Kendime uygun bir sıfatın peşindeyken, bir arkadaşım beni namaza çağırdı. Namaz kılmayı bilmiyordum, çok ilgimi de çekmiyordu. Ancak belki de bir sıfat arayışımdan belki de bir şeylere inanıyor olma isteğimden dolayı camiye gitmeye karar verdim. Namaz kıldım. Çocukluğumda bayram namazlarının ardından bir ilkti sanırım bu. Nedendir bilinmez, oradaki şey hoşuma gitti. Tuttuğun takımın maçını izlemek için stadyuma gitmek gibiydi. Her ikisinde de tek bir amaç için oraya gidiyordun ve ikisinde de inanmak istediğin bir güç vardı. Birinin cenneti, diğerinin galibiyeti. Birinin renkleri, diğerinin kudreti vardı. 

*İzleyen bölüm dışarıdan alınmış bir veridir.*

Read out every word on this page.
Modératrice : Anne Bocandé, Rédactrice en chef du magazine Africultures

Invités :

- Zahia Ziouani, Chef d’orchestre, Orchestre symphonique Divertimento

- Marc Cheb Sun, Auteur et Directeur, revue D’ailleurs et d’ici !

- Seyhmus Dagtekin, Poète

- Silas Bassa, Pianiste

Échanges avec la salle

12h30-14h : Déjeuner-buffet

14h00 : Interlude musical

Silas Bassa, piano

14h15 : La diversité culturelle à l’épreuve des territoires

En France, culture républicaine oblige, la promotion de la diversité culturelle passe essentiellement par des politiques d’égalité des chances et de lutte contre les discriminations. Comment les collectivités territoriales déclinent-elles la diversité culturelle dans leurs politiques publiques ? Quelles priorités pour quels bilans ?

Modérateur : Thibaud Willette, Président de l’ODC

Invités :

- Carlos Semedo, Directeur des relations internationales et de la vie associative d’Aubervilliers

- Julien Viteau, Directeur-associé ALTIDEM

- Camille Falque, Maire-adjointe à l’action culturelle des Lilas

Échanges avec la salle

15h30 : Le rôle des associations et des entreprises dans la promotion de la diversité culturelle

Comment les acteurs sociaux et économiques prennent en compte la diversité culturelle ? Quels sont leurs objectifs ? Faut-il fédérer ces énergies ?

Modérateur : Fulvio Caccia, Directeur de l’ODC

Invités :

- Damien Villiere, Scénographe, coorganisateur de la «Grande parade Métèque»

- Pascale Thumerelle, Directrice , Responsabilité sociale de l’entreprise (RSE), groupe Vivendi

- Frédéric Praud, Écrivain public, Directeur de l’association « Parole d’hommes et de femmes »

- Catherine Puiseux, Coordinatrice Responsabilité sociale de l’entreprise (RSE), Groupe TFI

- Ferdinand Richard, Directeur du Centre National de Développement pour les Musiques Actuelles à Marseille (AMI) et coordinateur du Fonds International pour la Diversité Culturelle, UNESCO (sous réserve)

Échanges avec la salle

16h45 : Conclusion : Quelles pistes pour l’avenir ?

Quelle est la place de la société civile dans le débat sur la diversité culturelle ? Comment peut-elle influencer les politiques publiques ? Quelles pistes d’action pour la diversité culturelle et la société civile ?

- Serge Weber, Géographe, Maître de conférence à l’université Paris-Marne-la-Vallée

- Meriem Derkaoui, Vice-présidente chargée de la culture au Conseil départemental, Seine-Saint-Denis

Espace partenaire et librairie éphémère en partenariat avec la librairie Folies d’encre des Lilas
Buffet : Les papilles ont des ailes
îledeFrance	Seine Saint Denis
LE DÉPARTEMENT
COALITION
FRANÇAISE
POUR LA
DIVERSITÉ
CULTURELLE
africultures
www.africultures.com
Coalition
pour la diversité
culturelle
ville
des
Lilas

Namaz kılıp eve dönerken, düşündüm. Eğer Tanrı, beni olduğum gibi kabul etmek yerine kendisinin istediği bir kul olmamı istiyorsa, ne farkı vardı yarattığı kullardan? Çok güzel bir kadın seviyordum, benden yakışıklı olmamı, onu mutlu etmemi, ona para vermemi, onu lüks içinde yaşatmamı, ona hediyeler almamı istiyordu. Bana iş verecek olan patronum, onun için çalışmamı, daha çok çalışmamı, dediklerini yapmamı ve yine dediklerini yapmamamı istiyordu. Büyük emekler vererek çektiğim kısa filmimi yolladığım festivaldeki jüriler, filmimi kriterlerine uygun bulmamışlardı. Sanatın, bir kriteri olduğunu düşünüyorlardı. Yazılarım beğenilmemişti, çünkü yazılarımın belli bir formda olmasını istiyorlardı. Benim cümlelerimi, daha iyi kurabileceklerini düşünüyorlar ve benim kelimeleri yetersiz bulabiliyorlardı. Peki ya Tanrı? Tanrı da mı beni bir kalıba sığdırmak istiyordu? Henüz 20'li yaşlarımın başında olduğum için kendime uygun bir sıfat arıyordum. Tüm bu düşüncelerimin, yaptıklarımın nedeni de buydu aslında. Bu hayatta kendime uygun bir yer bulabilmek ama benim sahip olabildiğim ve sahip olabileceğim bir sıfatın olmadığını yeni yeni anlamıştım. 

Benim adım Cafer Can. 21 yaşındayım. Kendime uygun bir sıfat bulamadım. Bu hayatta neyi üstüme geçirdiysem, her seferinde bana büyük geldi. İşte bu yüzden, bu hayatta sadece kendim olabildim. Başka hiçbir şey olmayı beceremedim.